Le persone giovani o più attive optano per la riparazione chirurgica di una rottura completa del tendine d’Achille, mediante un intervento svolto in anestesia locale o regionale che prevede un’incisione lungo la parte posteriore della caviglia, lateralmente alla porzione mediana, in modo che le scarpe in seguito non causino attrito sull’area della cicatrice.

È di fondamentale importanza un’attenta gestione della ferita e lo svolgimento di sedute di fisioterapia a seguito dell’intervento per accelerare il tempo di recupero. In media, l’appoggio del peso avviene dopo circa sei settimane e la ripresa piena dell’attività dopo 4-6 mesi.

In caso di rottura parziale, o nelle persone meno giovani e meno attive, può essere utilizzato un gesso (o un tutore) che includa dei sostegni per tenere il tallone sollevato, in modo da favorire la rimarginazione del tendine che si è lacerato.

Anche in questo caso, è consigliabile sottoporsi ad un programma di fisioterapia, per tornare all’attività quotidiana in circa 4-6 mesi.

È possibile prevenire la rottura?

Molto spesso all’origine della rottura c’è una condizione di infiammazione, nota come tendinite dell’achilleo, i cui sintomi peggiorano con l’attività e includono:

  • dolore lungo il tendine e al muscolo del polpaccio,
  • rigidità mattutina nei movimenti del piede,
  • gonfiore locale,
    ispessimento del tendine,
  • presenza di speroni ossei (neoformazioni di tessuto osseo localizzate a livello del calcagno).

In questo caso è importante porre un limite al perpetuarsi dell’infiammazione, evitando il sovraccarico funzionale ed adottando alcuni accorgimenti come:

utilizzo di scarpe adeguate all’attività fisica che si pratica,
riscaldamento e allungamento muscolare prima di ogni allenamento o prova sportiva.
Per ridurre la probabilità di lacerazione del tendine d’Achille è inoltre consigliabile:

Allungare e rinforzare i muscoli del polpaccio e il tendine d’Achille mediante lo svolgimento di esercizi specifici e mirati.

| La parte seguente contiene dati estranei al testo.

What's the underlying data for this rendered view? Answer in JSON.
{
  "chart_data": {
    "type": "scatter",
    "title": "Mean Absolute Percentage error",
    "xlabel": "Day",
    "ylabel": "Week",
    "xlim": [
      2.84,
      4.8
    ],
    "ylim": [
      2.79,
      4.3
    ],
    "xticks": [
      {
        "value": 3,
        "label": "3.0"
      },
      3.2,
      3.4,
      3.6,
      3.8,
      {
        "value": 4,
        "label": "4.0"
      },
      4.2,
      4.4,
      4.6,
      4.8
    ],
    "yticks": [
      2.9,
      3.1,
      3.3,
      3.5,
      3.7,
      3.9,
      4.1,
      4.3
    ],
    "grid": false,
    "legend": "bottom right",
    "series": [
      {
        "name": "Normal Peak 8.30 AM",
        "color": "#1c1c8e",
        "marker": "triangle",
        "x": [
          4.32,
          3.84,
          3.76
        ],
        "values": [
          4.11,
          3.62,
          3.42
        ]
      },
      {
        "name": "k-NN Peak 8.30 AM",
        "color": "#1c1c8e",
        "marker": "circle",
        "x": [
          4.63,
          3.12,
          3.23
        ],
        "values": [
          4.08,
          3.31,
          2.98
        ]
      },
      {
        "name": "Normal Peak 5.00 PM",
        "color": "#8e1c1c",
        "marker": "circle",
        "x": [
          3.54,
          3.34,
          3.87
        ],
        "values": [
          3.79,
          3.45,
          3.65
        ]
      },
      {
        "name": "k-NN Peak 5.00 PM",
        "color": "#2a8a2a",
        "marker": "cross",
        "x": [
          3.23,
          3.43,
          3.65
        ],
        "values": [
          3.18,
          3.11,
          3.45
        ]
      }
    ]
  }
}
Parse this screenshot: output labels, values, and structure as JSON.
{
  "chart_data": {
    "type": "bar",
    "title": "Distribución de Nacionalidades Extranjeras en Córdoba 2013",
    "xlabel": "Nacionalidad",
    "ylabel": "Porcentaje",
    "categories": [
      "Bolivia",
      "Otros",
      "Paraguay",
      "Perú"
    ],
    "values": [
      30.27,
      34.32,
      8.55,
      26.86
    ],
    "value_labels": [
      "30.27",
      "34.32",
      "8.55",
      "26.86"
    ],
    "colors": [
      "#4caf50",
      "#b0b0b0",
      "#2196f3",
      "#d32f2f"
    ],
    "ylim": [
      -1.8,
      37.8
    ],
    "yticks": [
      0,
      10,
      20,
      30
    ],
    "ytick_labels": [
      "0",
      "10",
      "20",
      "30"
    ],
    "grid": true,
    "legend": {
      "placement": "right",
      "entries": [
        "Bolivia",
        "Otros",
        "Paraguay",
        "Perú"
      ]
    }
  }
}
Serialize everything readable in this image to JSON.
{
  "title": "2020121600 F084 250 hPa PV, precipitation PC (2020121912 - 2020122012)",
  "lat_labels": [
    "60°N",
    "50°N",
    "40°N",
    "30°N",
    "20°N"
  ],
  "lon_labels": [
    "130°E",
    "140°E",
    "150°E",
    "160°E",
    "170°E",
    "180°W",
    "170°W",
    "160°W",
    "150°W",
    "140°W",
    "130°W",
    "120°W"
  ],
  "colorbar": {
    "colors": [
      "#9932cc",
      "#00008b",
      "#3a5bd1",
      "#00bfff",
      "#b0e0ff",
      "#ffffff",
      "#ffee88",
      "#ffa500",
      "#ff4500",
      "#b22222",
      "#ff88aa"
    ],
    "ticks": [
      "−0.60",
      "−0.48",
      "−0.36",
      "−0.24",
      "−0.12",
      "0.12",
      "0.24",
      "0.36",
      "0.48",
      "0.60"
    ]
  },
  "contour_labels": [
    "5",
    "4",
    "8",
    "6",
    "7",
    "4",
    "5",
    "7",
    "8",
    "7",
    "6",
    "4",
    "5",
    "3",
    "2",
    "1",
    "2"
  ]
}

Alternare il tipo di attività sportiva svolta, intervallando sport ad alto impatto, come la corsa, con sport a più basso impatto come camminare, nuotare o andare in bicicletta.

Non effettuare esercizi fisici su superfici non idonee, come quelle dure o scivolose.

Aumentare con gradualità l’intensità dei propri allenamenti.

Tenere sotto controllo il proprio peso corporeo e i livelli di colesterolo nel sangue, mediante l’adozione di una dieta sana ed equilibrata.

Intervento e tempi di recupero

In caso di rottura del tendine di Achille spesso l’ortopedico consiglia di ricorrere a un intervento chirurgico di riparazione, tramite il quale si ripristina la lunghezza e la funzionalità del tendine. Ci sono diverse tecniche, a seconda del caso, e ognuna ha un suo specifico decorso postoperatorio.

Nelle lesioni più gravi, l’intervento si esegue a cielo aperto e c’è un periodo di immobilizzazione con tutore walker di circa 40 giorni, a cui segue la riabilitazione graduale. In linea generale, il tempo di recupero totale – dopo il quale si può tornare allo sport – è di circa 6 mesi dall’intervento. Sì, bisogna armarsi di pazienza, perché il percorso è lungo. Ma se seguirai le indicazioni dello specialista, il tuo tendine tornerà come nuovo.

Dove possibile, si prediligono tecniche mini-invasive, che hanno il vantaggio di abbreviare i tempi di recupero. Spesso, infatti, evitano il periodo di immobilizzazione e consentono di iniziare il trattamento riabilitativo già durante la settimana successiva all’intervento. Se le cose procedono nel verso giusto, è possibile tornare alle normali attività già dal terzo mese, ma per lo sport bisogna essere più prudenti e attendere circa 4 mesi.

In ogni caso, l’obiettivo dell’intervento per ricostruire il tendine di Achille è quello di ristabilire la piena funzionalità della caviglia.